The convergence of the algorithm
In this study, Markov Chain Monte Carlo (MCMC) algorithm was carried out using the Bayesian statistical software Win BUGS version 1.4.3 [32]. The deviance information criterion (DIC) [33] was used to select the best fitted model. The empirical results from a given MCMC analysis are not deemed reliable until the chain has reached its stationary distribution. The term convergence of an MCMC algorithm denotes whether the algorithm has reached its equilibrium distribution or not. If the algorithm has reached its equilibrium distributions, then the generated sample derives from the true target distribution. Therefore, assessing the convergence of the algorithm is essential for producing results from the posterior distribution of interest.

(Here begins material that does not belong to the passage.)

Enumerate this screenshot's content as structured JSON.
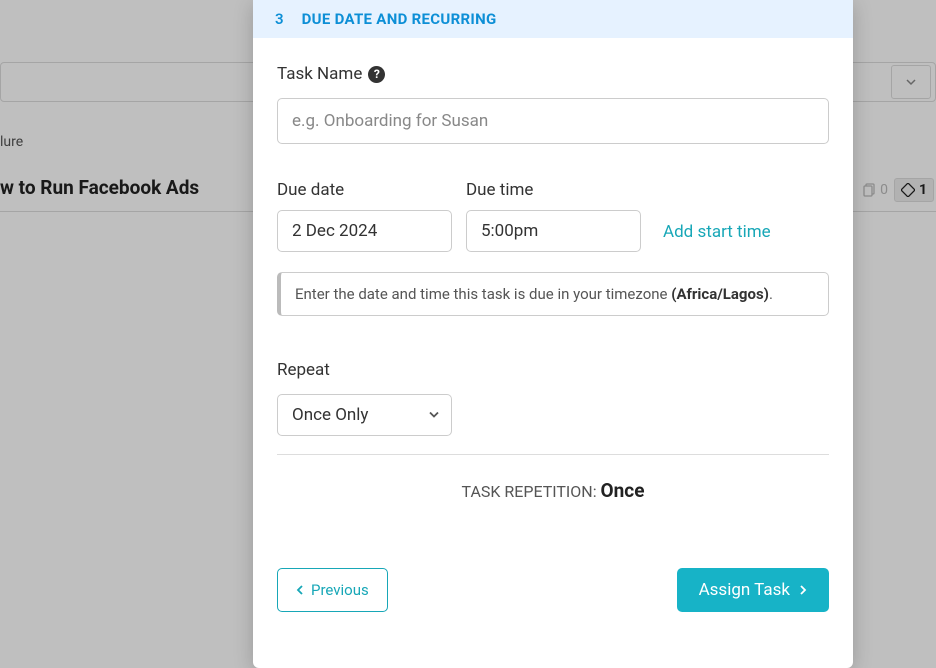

To assess the convergence algorithm in our study, we used autocorrelation, time series plots, Gelman-Rubin statistic, and density plot. All the plots showed that the algorithm has reached its equilibrium (target) distribution for all parameters.
Summary statistics were carried out from the posterior distribution to describe the covariates and adjusted odds ratio (AOR) with corresponding 95% credible interval in the multilevel multivariable logistic regression model was used to select predictors of malaria among under-five children.